The Bedford Glossary of Critical and Literary Terms - Ross Murfin 2018

Prolepsis

Prolepsis: The evocation in a narrative of scenes or events that take place at a later point in the story. One of the three major types of anachrony, prolepsis is sometimes equated with flashforward, but some reader-response critics have argued that it is in fact a more general term (much as its opposite, analepsis, is a broader term than flashback). For instance, prolepsis may involve an image that suggests something to occur in the future. More commonly, it involves a figure of speech in which an anticipated event or action is treated as if it has already occurred or is presently occurring, even though this is temporally impossible. Occasionally, a proleptic thought or dream disrupts the chronological flow of material being related, often manifesting itself in the conscious or subconscious thoughts of a narrator or protagonist whose mental processes are recounted by the narrative.
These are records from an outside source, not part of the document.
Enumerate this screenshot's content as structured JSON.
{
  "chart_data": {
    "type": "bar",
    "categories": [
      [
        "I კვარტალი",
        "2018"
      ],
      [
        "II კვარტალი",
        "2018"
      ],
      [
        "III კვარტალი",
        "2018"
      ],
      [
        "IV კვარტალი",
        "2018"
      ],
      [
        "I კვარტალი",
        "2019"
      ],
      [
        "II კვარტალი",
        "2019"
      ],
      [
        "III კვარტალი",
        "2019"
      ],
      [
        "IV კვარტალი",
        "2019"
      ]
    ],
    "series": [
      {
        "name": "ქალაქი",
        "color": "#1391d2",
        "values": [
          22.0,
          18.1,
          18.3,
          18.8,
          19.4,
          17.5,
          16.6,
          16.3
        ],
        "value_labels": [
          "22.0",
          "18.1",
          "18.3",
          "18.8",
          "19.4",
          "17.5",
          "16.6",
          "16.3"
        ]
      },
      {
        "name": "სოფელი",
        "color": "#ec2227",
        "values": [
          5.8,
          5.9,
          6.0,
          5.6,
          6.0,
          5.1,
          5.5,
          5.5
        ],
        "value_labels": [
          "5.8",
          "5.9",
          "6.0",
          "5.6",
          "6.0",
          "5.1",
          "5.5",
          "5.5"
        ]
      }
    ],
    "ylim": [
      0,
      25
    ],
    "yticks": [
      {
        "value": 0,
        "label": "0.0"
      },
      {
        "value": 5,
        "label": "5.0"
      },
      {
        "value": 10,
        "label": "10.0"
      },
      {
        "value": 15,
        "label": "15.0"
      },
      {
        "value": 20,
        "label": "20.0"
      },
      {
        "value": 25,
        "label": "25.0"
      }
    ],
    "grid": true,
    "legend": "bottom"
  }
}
As a rhetorical device in an argument or debate, prolepsis involves anticipating an opponent’s arguments or rebuttals.

EXAMPLES: The following lines from John Keats’s poem “Isabella” (1820) contain a classic example of prolepsis, with the word “murder’d” evoking the man’s ultimate fate:

So the two brothers and their murder’d man

Rode past fair Florence… .

The first paragraph of Carson McCullers’s Reflections in a Golden Eye (1941) proleptically anticipates the ending of the novel: “There is a fort in the South where a few years ago a murder was committed. The participants of this tragedy were: two officers, a soldier, two women, and a horse.” In the movie The Empire Strikes Back (1980), Luke Skywalker says, “I’m not afraid,” to which Jedi master Yoda knowingly responds, “You will be.”

Twenty-first-century novelists continue to use prolepsis extensively. Edward P. Jones repeatedly used prolepsis in The Known World (2003), as in the assertion “The man Loretta would eventually marry would want to know why she didn’t take his last name, why she wanted no last name at all.” In Ian Caldwell’s The Fifth Gospel (2015), the reader is told, “Only later would things come into focus. The refrigerator was empty because she had stopped going to the grocery store.” The narrator of Noah Hawley’s Before the Fall (2016) says of a wife whose husband is about to be indicted for money laundering: “Later she would realize that he was already afraid — afraid that everything he had, everything he was, was on the verge of eclipse.”